The countries failed to transpose EU rules banning unfair trading practices

Photo: EPA

The European Commission opened infringement procedures against 12 Member States for failing to transpose EU rules banning unfair trading practices in the agri-food sector. The Commission sent letters of formal notice to Austria, Belgium, Cyprus, Czechia, Estonia, France, Italy, Poland, Portugal, Romania, Slovenia and Spain requesting them to adopt and notify the relevant measures. The Member States have now two months to reply.

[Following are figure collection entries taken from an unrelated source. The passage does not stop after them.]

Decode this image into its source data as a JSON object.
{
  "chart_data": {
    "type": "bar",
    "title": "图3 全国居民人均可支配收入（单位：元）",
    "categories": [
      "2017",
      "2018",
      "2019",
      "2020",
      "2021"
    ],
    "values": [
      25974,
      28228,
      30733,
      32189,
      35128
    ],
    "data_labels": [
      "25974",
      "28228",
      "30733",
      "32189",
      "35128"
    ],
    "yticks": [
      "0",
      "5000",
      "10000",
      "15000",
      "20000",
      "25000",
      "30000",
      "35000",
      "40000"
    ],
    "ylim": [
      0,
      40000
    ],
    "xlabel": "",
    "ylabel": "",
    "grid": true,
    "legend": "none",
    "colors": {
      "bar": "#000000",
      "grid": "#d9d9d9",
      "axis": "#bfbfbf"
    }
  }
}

The Directive on unfair trading practices in the agricultural and food supply chain, adopted on 17 April 2019, ensures protection of all European farmers, as well as of small and mid-range suppliers, against 16 unfair trading practices from larger buyers in the food supply chain. The Directive covers agricultural and food products traded in the supply chain, banning for the first time at EU level such unfair practices imposed unilaterally by one trading partner on another.

The deadline for transposing the Directive into national legislation was 1 May 2021.

Bulgaria, Croatia, Denmark, Finland, Germany, Greece, Hungary, Ireland, Latvia, Lithuania, Luxembourg, Malta, the Netherlands, Slovakia, and Sweden have notified to the Commission that they adopted all necessary measures for transposing the Directive, thus declaring the transposition complete. France and Estonia have informed that their legislation transposes only partially the Directive.

This Directive on unfair trading practices in the agricultural and food supply chain contributes to strengthening the farmers' position in the food supply chain. The 16 unfair trading practices to be banned include, among others: late payments and last minute order cancellations for perishable food products; unilateral or retroactive changes to contracts; forcing the supplier to pay for wasted products; and refusing written contracts.

In line with the Directive, farmers and small and medium sized suppliers, as well as the organisations representing them, will have the possibility to file complaints against such practices from their buyers. Member States should put in place designated national authorities that will handle the complaints. Confidentiality is protected under these rules to avoid any possible retaliation from buyers.